Sequoia Pharmaceuticals has two investigational new drug applications (INDs) filed with the Food and Drug Administration. The first IND is for SPI-256, an HIV protease inhibitor in Phase 1 clinical development. The second IND is for SPI-452, a pharmacokinetic enhancer in Phase 1 clinical development.
December 6, 2007
Sequoia Pharmaceuticals Files Second IND in One Year
Novel Drug to Enhance the Pharmacokinetic Properties of Co-Administered Therapeutics.
Sequoia Pharmaceuticals, Inc. announced today that is has filed its second Investigational New Drug application (IND) with the FDA for 2007. This is a request to begin clinical trials in humans. The subject of this IND is a drug which is designed to improve the effectiveness of other, co-administered drugs. It is also expected to reduce intra-patient variability with respect to how quickly co-administered therapeutics are eliminated from the body.
The benefits are expected to be a decreased pill burden for the patient and a more predictable dosing regimen for the prescribing physician.
This drug, SPI-452, is designed to permit less-frequent dosing of a co-administered therapeutic, and has no other known activity
Sequoia’s first IND, for a novel HIV protease inhibitor, was filed in January 2007. Phase 1 clinical trials continue to yield favorable results.
Steve Skolsky, CEO, said “I am impressed with the accomplishments of the teams at Sequoia. To have discovered and developed two drug candidates within five years of founding and to file two INDs in one year is an impressive demonstration of the commitment and capability of the entire organization. We look forward to advancing both drugs through early development.”
October 29, 2007
Sequoia Pharmaceuticals, Inc. announced today the appointment of Steven D. Skolsky as its President and Chief Executive Officer. He will also serve as a member of the Board of Directors.
“Sequoia is pleased to have recruited such an outstanding, talented leader as Steven Skolsky,” said Chris Mirabelli, Chairman of the Board of Sequoia Pharmaceuticals. “Steve has an impressive record of success within the pharmaceutical industry. The combination of his leadership and management experience, as well as his business acumen, makes Steve uniquely qualified to lead us through the exciting times ahead.”

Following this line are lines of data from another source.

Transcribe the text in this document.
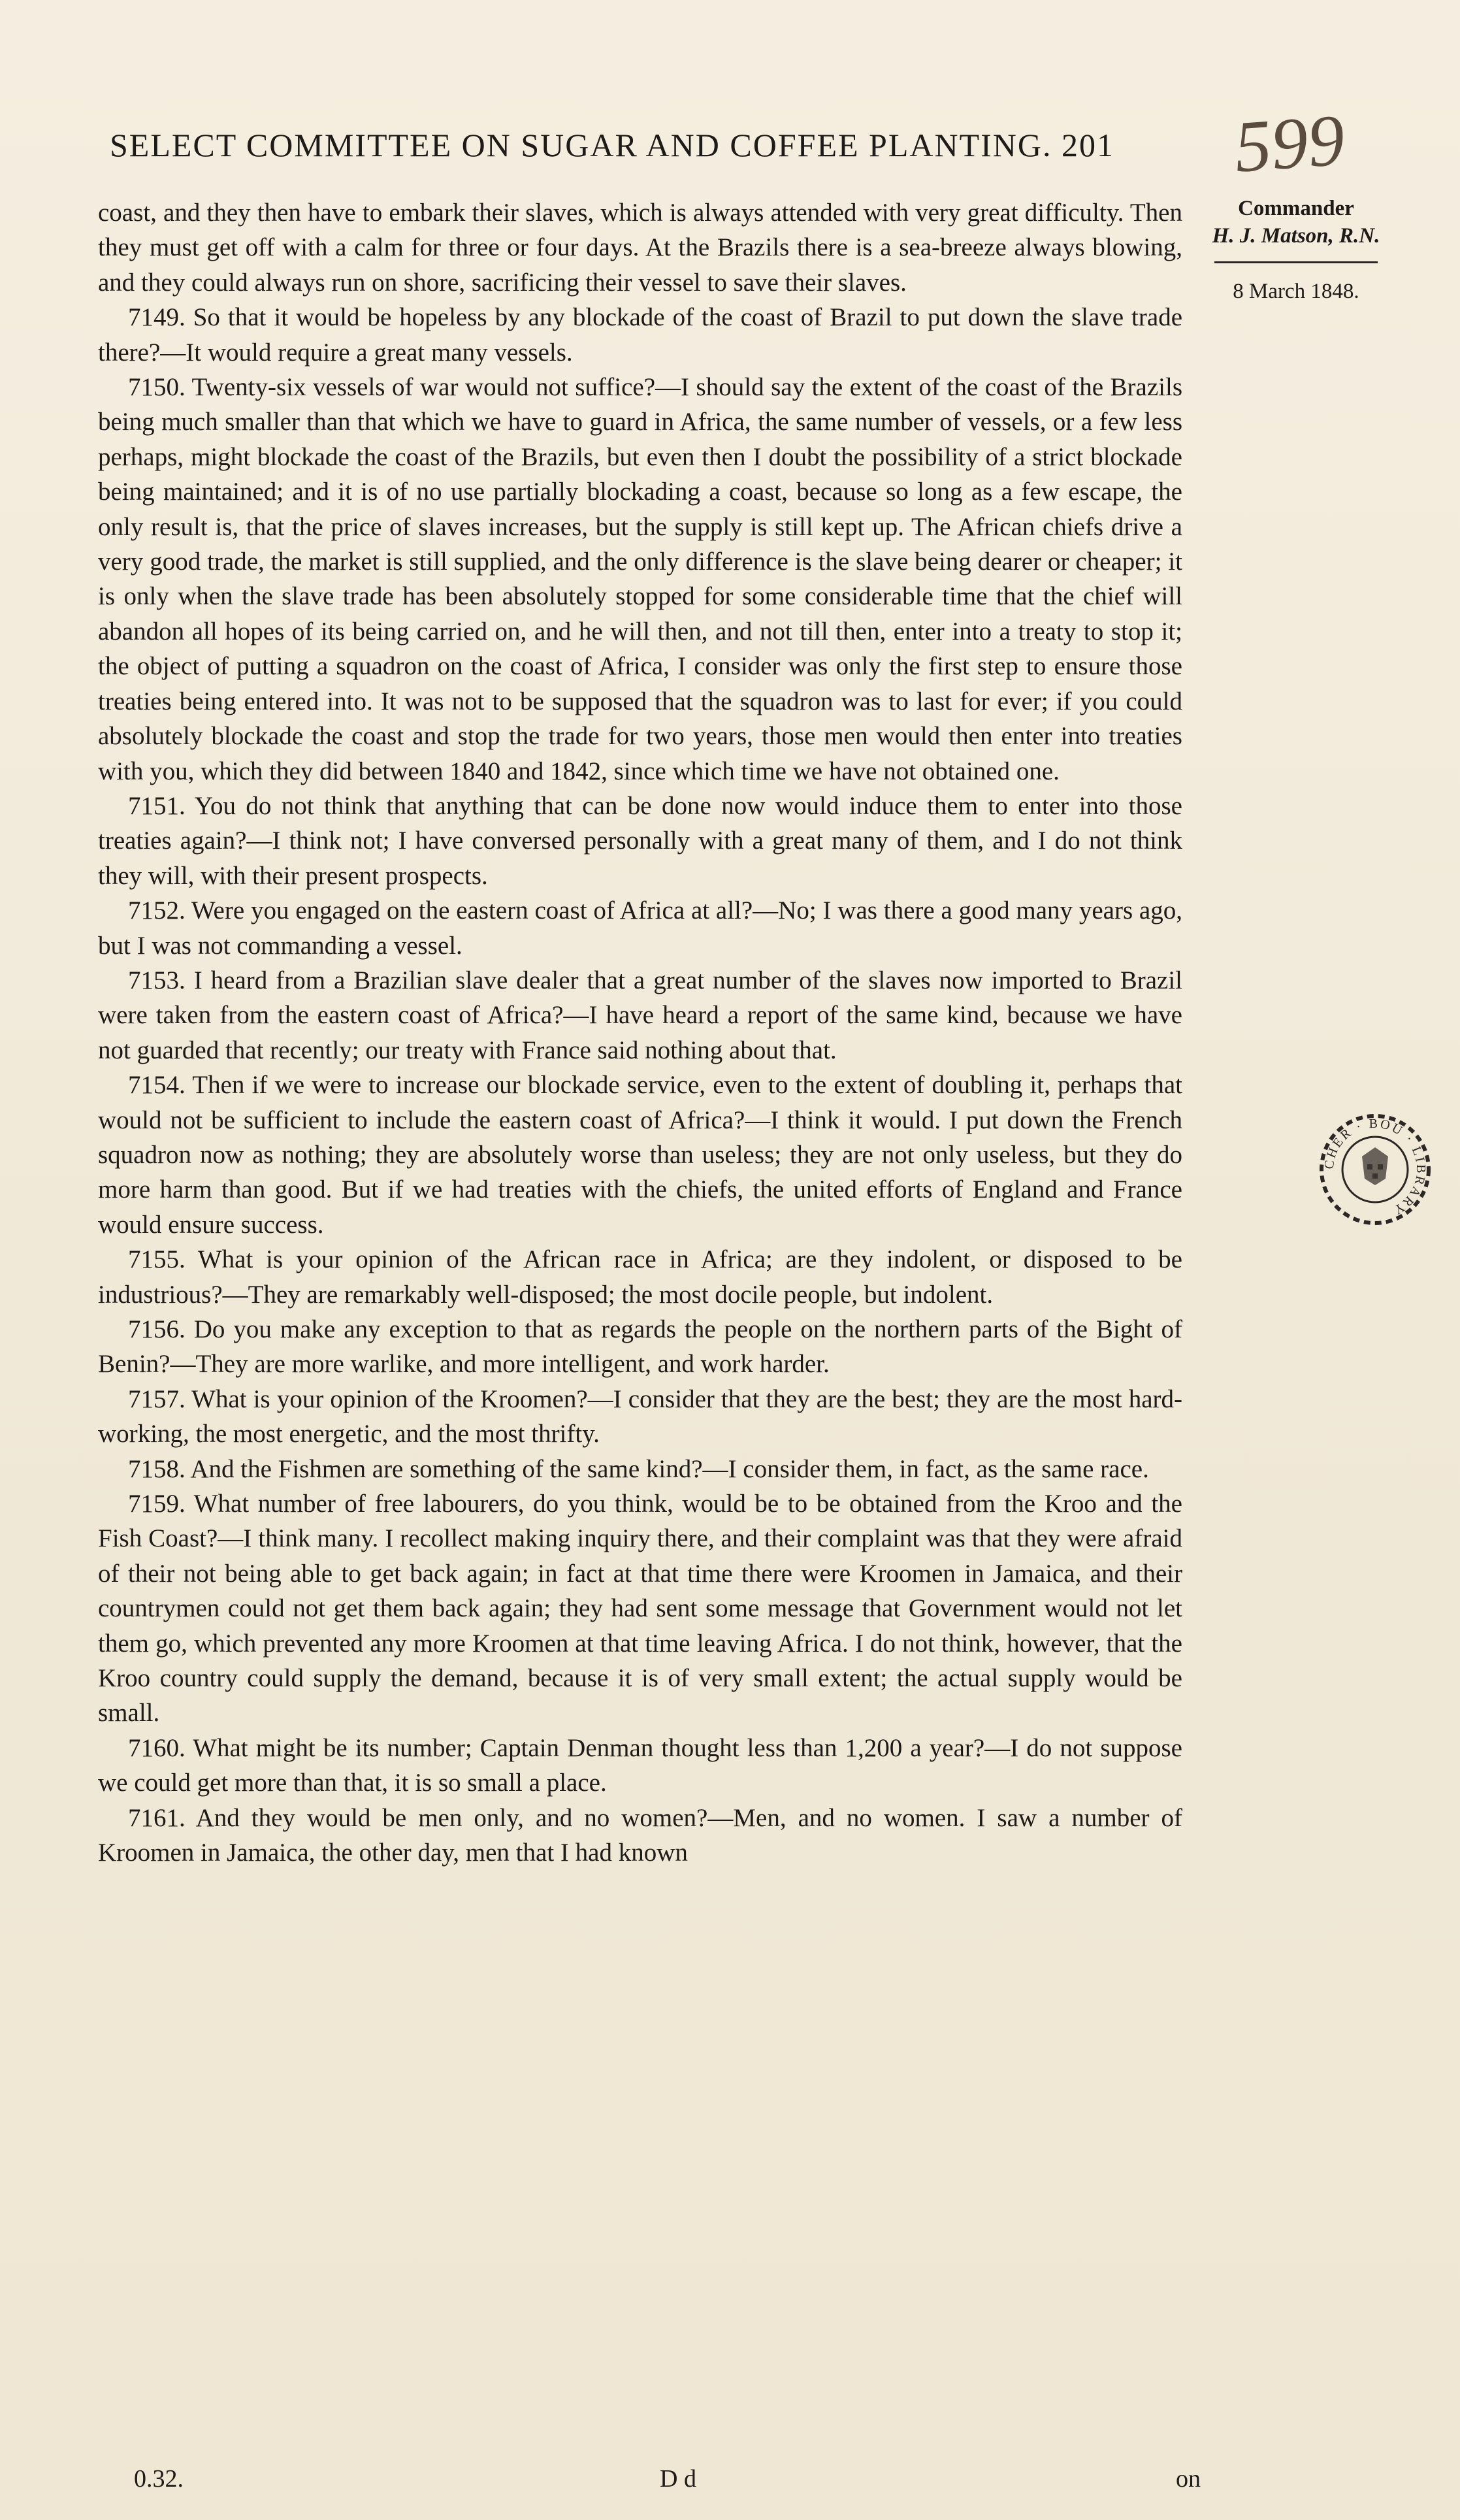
SELECT COMMITTEE ON SUGAR AND COFFEE PLANTING. 201	599
Commander
H. J. Matson, R.N.
8 March 1848.

coast, and they then have to embark their slaves, which is always attended with very great difficulty. Then they must get off with a calm for three or four days. At the Brazils there is a sea-breeze always blowing, and they could always run on shore, sacrificing their vessel to save their slaves.

7149. So that it would be hopeless by any blockade of the coast of Brazil to put down the slave trade there?—It would require a great many vessels.

7150. Twenty-six vessels of war would not suffice?—I should say the extent of the coast of the Brazils being much smaller than that which we have to guard in Africa, the same number of vessels, or a few less perhaps, might blockade the coast of the Brazils, but even then I doubt the possibility of a strict blockade being maintained; and it is of no use partially blockading a coast, because so long as a few escape, the only result is, that the price of slaves increases, but the supply is still kept up. The African chiefs drive a very good trade, the market is still supplied, and the only difference is the slave being dearer or cheaper; it is only when the slave trade has been absolutely stopped for some considerable time that the chief will abandon all hopes of its being carried on, and he will then, and not till then, enter into a treaty to stop it; the object of putting a squadron on the coast of Africa, I consider was only the first step to ensure those treaties being entered into. It was not to be supposed that the squadron was to last for ever; if you could absolutely blockade the coast and stop the trade for two years, those men would then enter into treaties with you, which they did between 1840 and 1842, since which time we have not obtained one.

7151. You do not think that anything that can be done now would induce them to enter into those treaties again?—I think not; I have conversed personally with a great many of them, and I do not think they will, with their present prospects.

7152. Were you engaged on the eastern coast of Africa at all?—No; I was there a good many years ago, but I was not commanding a vessel.

7153. I heard from a Brazilian slave dealer that a great number of the slaves now imported to Brazil were taken from the eastern coast of Africa?—I have heard a report of the same kind, because we have not guarded that recently; our treaty with France said nothing about that.

7154. Then if we were to increase our blockade service, even to the extent of doubling it, perhaps that would not be sufficient to include the eastern coast of Africa?—I think it would. I put down the French squadron now as nothing; they are absolutely worse than useless; they are not only useless, but they do more harm than good. But if we had treaties with the chiefs, the united efforts of England and France would ensure success.

7155. What is your opinion of the African race in Africa; are they indolent, or disposed to be industrious?—They are remarkably well-disposed; the most docile people, but indolent.

7156. Do you make any exception to that as regards the people on the northern parts of the Bight of Benin?—They are more warlike, and more intelligent, and work harder.

7157. What is your opinion of the Kroomen?—I consider that they are the best; they are the most hard-working, the most energetic, and the most thrifty.

7158. And the Fishmen are something of the same kind?—I consider them, in fact, as the same race.

7159. What number of free labourers, do you think, would be to be obtained from the Kroo and the Fish Coast?—I think many. I recollect making inquiry there, and their complaint was that they were afraid of their not being able to get back again; in fact at that time there were Kroomen in Jamaica, and their countrymen could not get them back again; they had sent some message that Government would not let them go, which prevented any more Kroomen at that time leaving Africa. I do not think, however, that the Kroo country could supply the demand, because it is of very small extent; the actual supply would be small.

7160. What might be its number; Captain Denman thought less than 1,200 a year?—I do not suppose we could get more than that, it is so small a place.

7161. And they would be men only, and no women?—Men, and no women. I saw a number of Kroomen in Jamaica, the other day, men that I had known

0.32.	D d	on
CHER · BOU · LIBRARY
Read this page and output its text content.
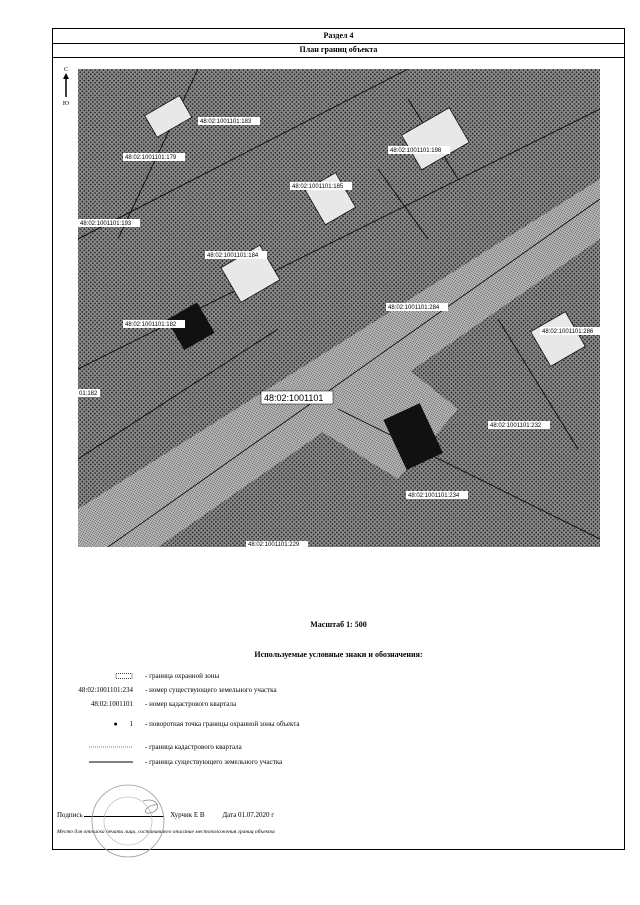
Раздел 4
План границ объекта
С
Ю
48:02:1001101:183
48:02:1001101:179
48:02:1001101:198
48:02:1001101:185
48:02:1001101:193
48:02:1001101:184
48:02:1001101:182
48:02:1001101:286
48:02:1001101:284
48:02:1001101:232
48:02:1001101:234
48:02:1001101:229
01:182	48:02:1001101
Масштаб 1: 500
Используемые условные знаки и обозначения:
- граница охранной зоны
48:02:1001101:234 - номер существующего земельного участка
48:02:1001101 - номер кадастрового квартала
● 1 - поворотная точка границы охранной зоны объекта
- граница кадастрового квартала
- граница существующего земельного участка
Подпись	Хурчик Е В	Дата 01.07.2020 г
Место для оттиска печати лица, составившего описание местоположения границ объекта
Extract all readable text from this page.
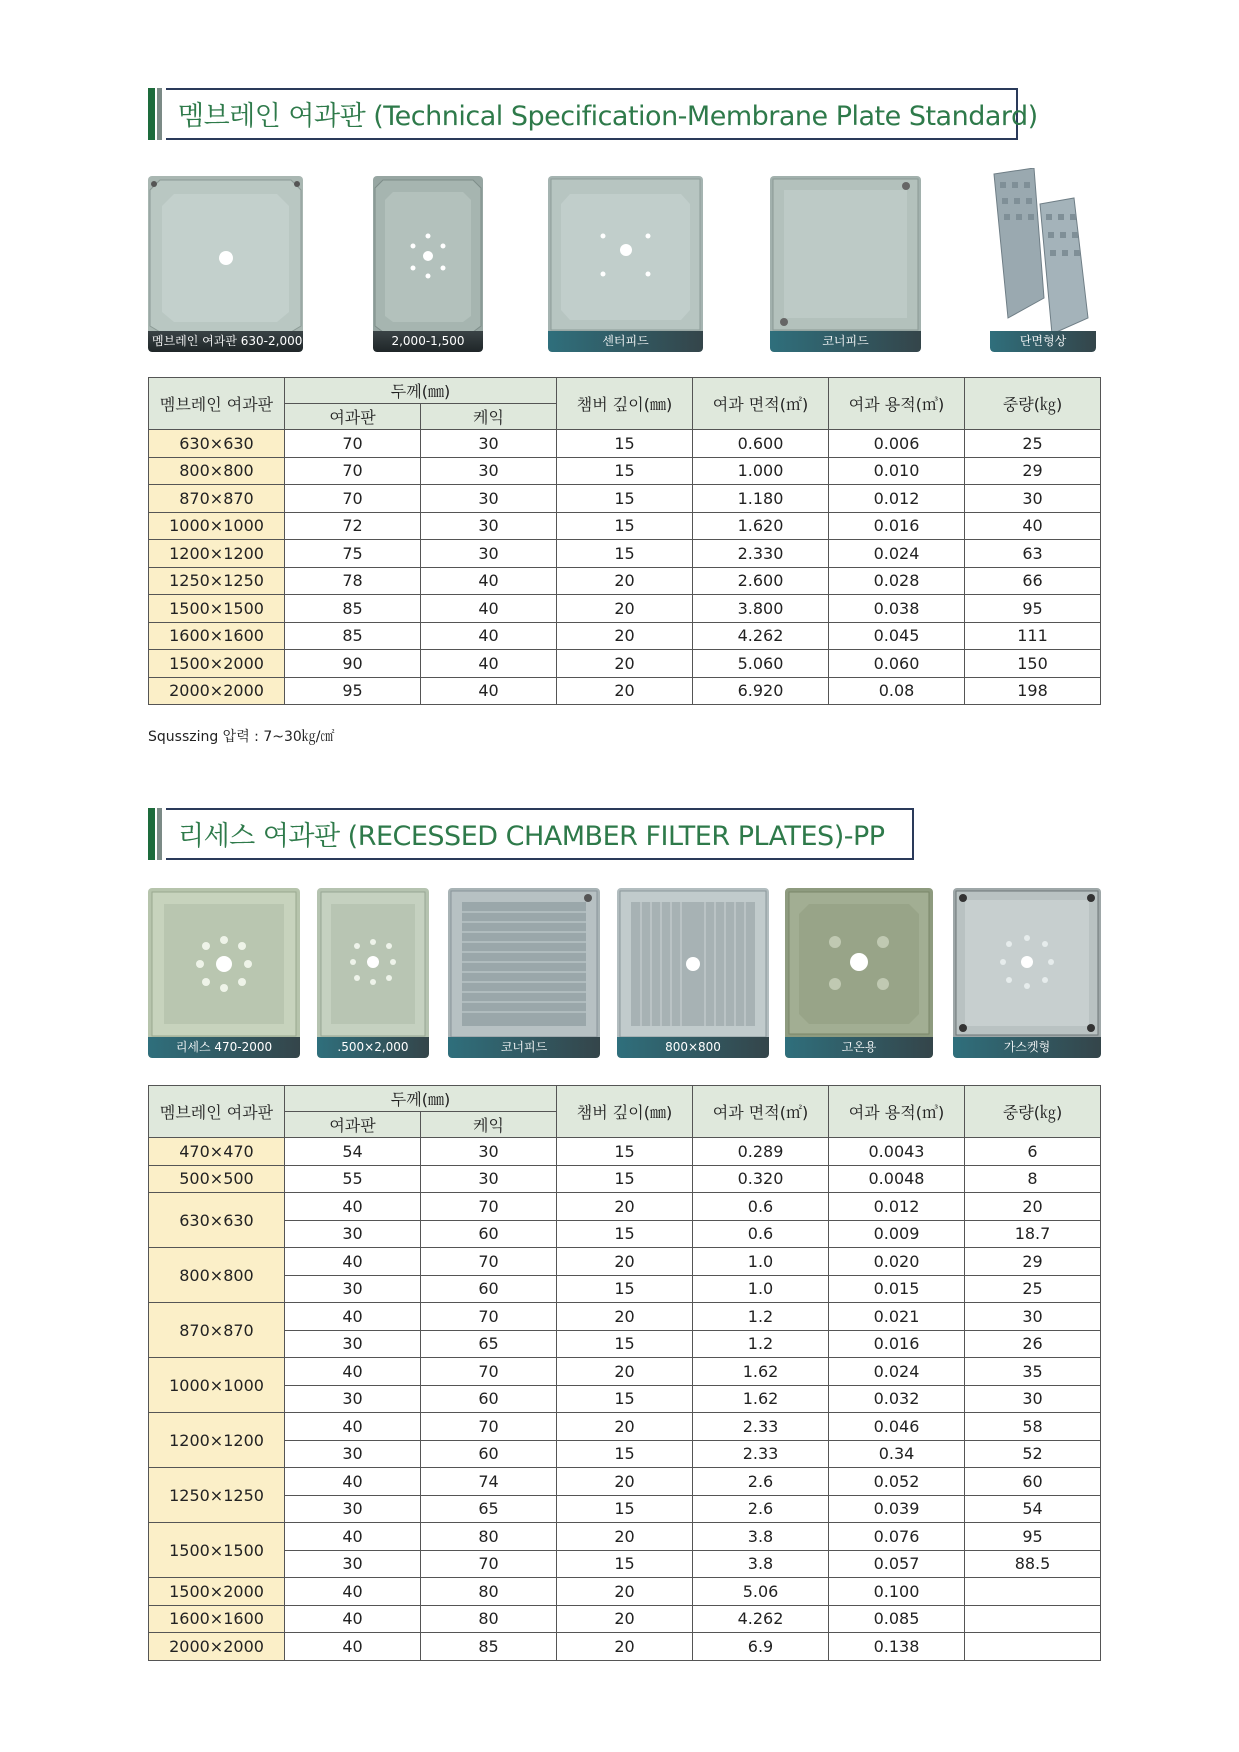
멤브레인 여과판 (Technical Specification-Membrane Plate Standard)
멤브레인 여과판 630-2,000	2,000-1,500	센터피드	코너피드	단면형상
멤브레인 여과판	두께(㎜)		챔버 깊이(㎜)	여과 면적(㎡)	여과 용적(㎥)	중량(㎏)
	여과판	케익				
630×630	70	30	15	0.600	0.006	25
800×800	70	30	15	1.000	0.010	29
870×870	70	30	15	1.180	0.012	30
1000×1000	72	30	15	1.620	0.016	40
1200×1200	75	30	15	2.330	0.024	63
1250×1250	78	40	20	2.600	0.028	66
1500×1500	85	40	20	3.800	0.038	95
1600×1600	85	40	20	4.262	0.045	111
1500×2000	90	40	20	5.060	0.060	150
2000×2000	95	40	20	6.920	0.08	198
Squsszing 압력 : 7~30㎏/㎠
리세스 여과판 (RECESSED CHAMBER FILTER PLATES)-PP
리세스 470-2000	.500×2,000	코너피드	800×800	고온용	가스켓형
멤브레인 여과판	두께(㎜)		챔버 깊이(㎜)	여과 면적(㎡)	여과 용적(㎥)	중량(㎏)
	여과판	케익				
470×470	54	30	15	0.289	0.0043	6
500×500	55	30	15	0.320	0.0048	8
630×630	40	70	20	0.6	0.012	20
	30	60	15	0.6	0.009	18.7
800×800	40	70	20	1.0	0.020	29
	30	60	15	1.0	0.015	25
870×870	40	70	20	1.2	0.021	30
	30	65	15	1.2	0.016	26
1000×1000	40	70	20	1.62	0.024	35
	30	60	15	1.62	0.032	30
1200×1200	40	70	20	2.33	0.046	58
	30	60	15	2.33	0.34	52
1250×1250	40	74	20	2.6	0.052	60
	30	65	15	2.6	0.039	54
1500×1500	40	80	20	3.8	0.076	95
	30	70	15	3.8	0.057	88.5
1500×2000	40	80	20	5.06	0.100	
1600×1600	40	80	20	4.262	0.085	
2000×2000	40	85	20	6.9	0.138	
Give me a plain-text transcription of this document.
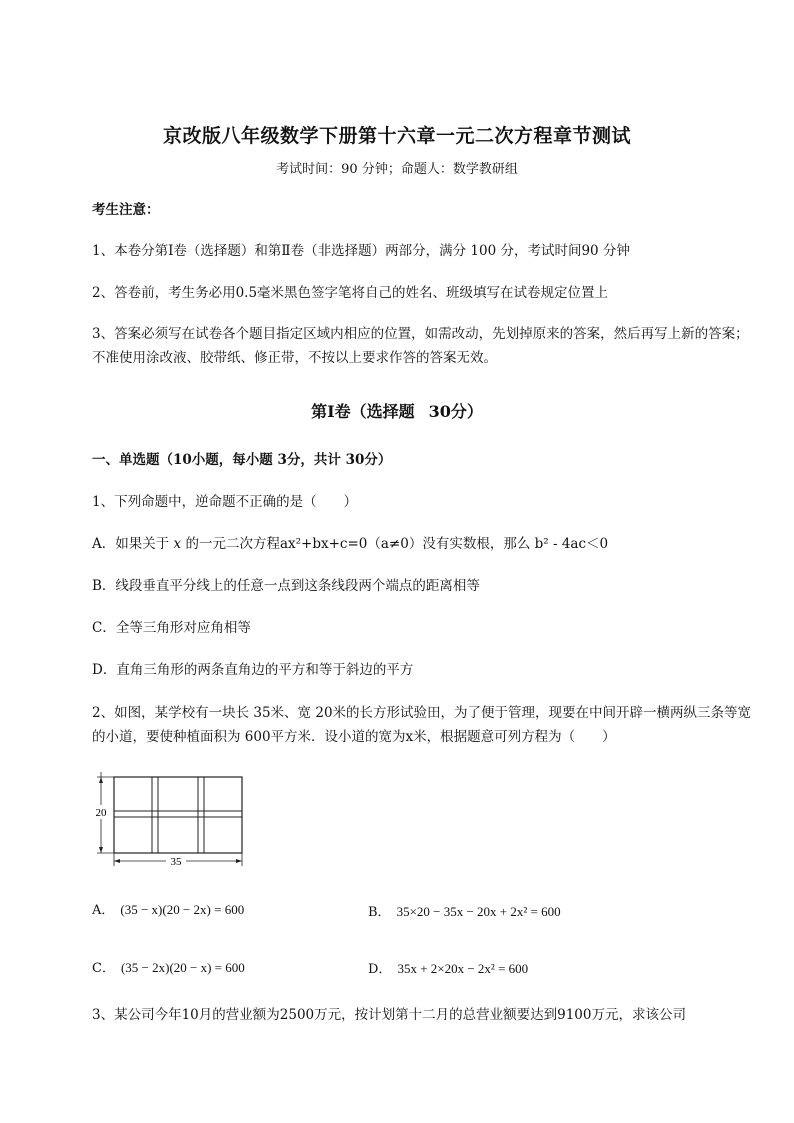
京改版八年级数学下册第十六章一元二次方程章节测试
考试时间：90 分钟；命题人：数学教研组
考生注意：
1、本卷分第Ⅰ卷（选择题）和第Ⅱ卷（非选择题）两部分，满分 100 分，考试时间90 分钟
2、答卷前，考生务必用0.5毫米黑色签字笔将自己的姓名、班级填写在试卷规定位置上
3、答案必须写在试卷各个题目指定区域内相应的位置，如需改动，先划掉原来的答案，然后再写上新的答案；不准使用涂改液、胶带纸、修正带，不按以上要求作答的答案无效。
第Ⅰ卷（选择题 30分）
一、单选题（10小题，每小题 3分，共计 30分）
1、下列命题中，逆命题不正确的是（　　）
A．如果关于 x 的一元二次方程ax²+bx+c=0（a≠0）没有实数根，那么 b² - 4ac＜0
B．线段垂直平分线上的任意一点到这条线段两个端点的距离相等
C．全等三角形对应角相等
D．直角三角形的两条直角边的平方和等于斜边的平方
2、如图，某学校有一块长 35米、宽 20米的长方形试验田，为了便于管理，现要在中间开辟一横两纵三条等宽的小道，要使种植面积为 600平方米．设小道的宽为x米，根据题意可列方程为（　　）
20
35
A． (35 − x)(20 − 2x) = 600	B． 35×20 − 35x − 20x + 2x² = 600
C． (35 − 2x)(20 − x) = 600	D． 35x + 2×20x − 2x² = 600
3、某公司今年10月的营业额为2500万元，按计划第十二月的总营业额要达到9100万元，求该公司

“Sequoia possesses an extraordinary scientific pedigree, and a very attractive research portfolio. I am honored to have the opportunity to lead Sequoia, and to build on its outstanding technological progress as we move towards commercialization”, said Mr. Skolsky.
Mr. Skolsky brings over twenty-five years of U.S. and international experience in the pharmaceutical and biotechnology arena. He most recently served as chief executive officer of Trimeris, a biotechnology company specializing in HIV therapeutics. Previously Mr. Skolsky had a distinguished career at GlaxoSmithKline where he served as GSK’s Senior Vice President of Global Commercial Strategy responsible for world-wide clinical development and product strategy. He also served as managing director of GSK’s operations in Australia and New Zealand and previously was Vice President of Sales and Marketing of the HIV/Oncology Division at Glaxo Wellcome. He is a graduate of the University of North Carolina at Chapel Hill.
June 2007
Sequoia Pharmaceuticals has initiated Phase 1 Clinical Trials on its novel HIV protease inhibitor, and these trials are progressing exceptionally well.
January 20, 2007
Sequoia Pharmaceuticals, Inc. announced today that is has raised $35 million in a Series C financing that will be used to further develop its pipeline candidates for the treatment of drug resistant HIV infection, including the company’s two lead clinical candidates, an HIV protease inhibitor as well as a novel therapeutic agent: a pharmacokinetic enhancer.